I charge a fixed fee for the estate plan which will vary somewhat depending on whether you are married or single, the type of trust you want and the complexity of the distribution clauses. I give a free consultation to determine your goals and wishes and by the end of the consultation can usually tell you what the fee will be. I ask for ½ of the fee prior to my preparing the drafts and the balance is due at our final meeting when we sign everything.
Usually I just need to have a general idea of your assets and a ballpark estimate of their value. If you decide you wish to proceed I will give you my questionnaire to fill out which requests information about your family as well as more detailed asset information. That’s it. Everything else I need to know in order to prepare your documents, I will learn from our discussions.
Occasionally I can get all the information I need to prepare the plan at our first meeting.
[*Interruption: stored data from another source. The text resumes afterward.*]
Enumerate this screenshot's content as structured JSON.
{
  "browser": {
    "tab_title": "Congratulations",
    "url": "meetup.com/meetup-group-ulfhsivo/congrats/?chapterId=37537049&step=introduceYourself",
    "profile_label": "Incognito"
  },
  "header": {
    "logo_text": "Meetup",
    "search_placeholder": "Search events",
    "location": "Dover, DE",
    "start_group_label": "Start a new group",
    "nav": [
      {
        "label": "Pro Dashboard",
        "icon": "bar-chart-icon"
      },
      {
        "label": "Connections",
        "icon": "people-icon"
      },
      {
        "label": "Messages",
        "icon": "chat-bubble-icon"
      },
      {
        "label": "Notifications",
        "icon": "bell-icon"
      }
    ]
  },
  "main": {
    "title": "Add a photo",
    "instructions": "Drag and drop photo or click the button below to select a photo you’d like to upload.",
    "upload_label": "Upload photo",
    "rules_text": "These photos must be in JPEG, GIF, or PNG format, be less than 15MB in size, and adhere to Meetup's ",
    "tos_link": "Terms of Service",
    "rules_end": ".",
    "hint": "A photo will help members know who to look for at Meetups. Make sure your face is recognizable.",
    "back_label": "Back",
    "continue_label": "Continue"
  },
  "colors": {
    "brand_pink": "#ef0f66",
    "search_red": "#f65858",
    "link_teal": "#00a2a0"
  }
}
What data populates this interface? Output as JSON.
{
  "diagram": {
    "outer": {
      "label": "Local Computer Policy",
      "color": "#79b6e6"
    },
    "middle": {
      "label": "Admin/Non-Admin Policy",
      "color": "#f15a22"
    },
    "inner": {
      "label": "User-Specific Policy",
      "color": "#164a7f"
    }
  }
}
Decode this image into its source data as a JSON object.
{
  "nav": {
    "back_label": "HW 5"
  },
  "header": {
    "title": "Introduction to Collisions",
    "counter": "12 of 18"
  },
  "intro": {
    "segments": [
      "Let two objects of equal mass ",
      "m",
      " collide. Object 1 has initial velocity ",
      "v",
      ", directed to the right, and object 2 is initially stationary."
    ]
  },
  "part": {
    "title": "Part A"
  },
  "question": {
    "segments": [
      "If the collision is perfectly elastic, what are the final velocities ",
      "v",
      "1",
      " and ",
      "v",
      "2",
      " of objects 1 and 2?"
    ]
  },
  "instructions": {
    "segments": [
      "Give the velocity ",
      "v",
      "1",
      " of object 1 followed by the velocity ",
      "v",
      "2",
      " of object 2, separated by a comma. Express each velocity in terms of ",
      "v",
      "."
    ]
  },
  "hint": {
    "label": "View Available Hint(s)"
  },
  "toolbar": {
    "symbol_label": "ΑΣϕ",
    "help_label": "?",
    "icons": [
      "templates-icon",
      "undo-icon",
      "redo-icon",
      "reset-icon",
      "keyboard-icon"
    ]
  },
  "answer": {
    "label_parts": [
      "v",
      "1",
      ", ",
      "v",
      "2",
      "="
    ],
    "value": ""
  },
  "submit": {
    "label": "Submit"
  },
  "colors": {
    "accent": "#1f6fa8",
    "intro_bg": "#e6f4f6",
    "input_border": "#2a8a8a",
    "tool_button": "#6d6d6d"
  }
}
Usually however, because I’ve asked a lot of questions and given you a lot of ideas to consider, most clients will schedule a second meeting. At the end of the second meeting, I am ready to prepare the drafts of the living trust, etc. I send the drafts out for your review within two weeks. After you’ve taken as much time as you need to review the drafts, we can meet again to review them, discuss your questions or concerns, and make any necessary changes. Sometimes we can do this second meeting over the phone – It’s completely up to you. The beauty of having a fixed fee is that you can use as much of my as you need to make certain you understand everything and that the documents set forth your wishes. Once you approve the drafts, we meet one last time to sign everything and you’re done!
At a minimum, you will probably want a Living Trust, Pour-Over Will (Last Will and Testament), Health Care Directive, Power of Attorney, Spousal Agreement, General Assignment of Assets, and a deed transferring your home into the trust. The fee I quote you at our initial consultation does not include subsequent changes requested after your plan is finished and all the documents are signed. For example, if you decide later on to change your successor trustee and need an amendment to the trust, this is not included. Depending on the changes needed, I will either charge my hourly rate or quote you a fixed fee at that time.
Because there is no way to estimate how much attorney time will be needed, I charge an hourly rate and generally request a 10 to 12 hour retainer up front. In addition to my attorneys fees, you will need to pay the $435 court filing fee for your Petition and in cases where a Response is filed, another $435 filing fee is required for the Response.
How long it takes until you are divorced depends on how quickly you and your spouse come to an agreement. Usually we can have the final terms of the settlement after two to four divorce mediation sessions. In cases where there are more complex issues, more sessions may be required. In simple cases where there are few assets or where the parties already have an agreement in mind, we can often get it done in one session. Keep in mind that California has a “cooling off’ period which requires six months (beginning when the Petition is served on the Respondent) before the court will finalize the divorce. If we get your agreement (the ‘Stipulated Judgment’) finished prior, we can submit it to the court who will then process and stamp it to be effective at the applicable future date.
No. As long as the two of you can decide the terms of your agreement, then you do not need to go before the judge to decide for you. When we submit your agreement to the court we will include other forms signed by you which allow the court to terminate the marriage without either of you having to make a personal appearance.
That is for you to decide. Because I am a family law attorney, I know the law and can answer any complex legal questions you will likely have throughout the divorce process. In fact, we will spend much of our time in mediation discussing the law and how it applies to your case. I believe it’s important to do this so that any agreements and decisions the two of you make are completely understood. Most of my clients choose not to consult with an attorney during the process. They are comfortable with my explanations, their understanding of the law, and what their rights are (and usually they wish to save the money). Some clients like to have his or her own attorney to consult with during the process. Some clients will not involve attorneys in the process but will consult with one in the end to review the final agreement before he/she signs it.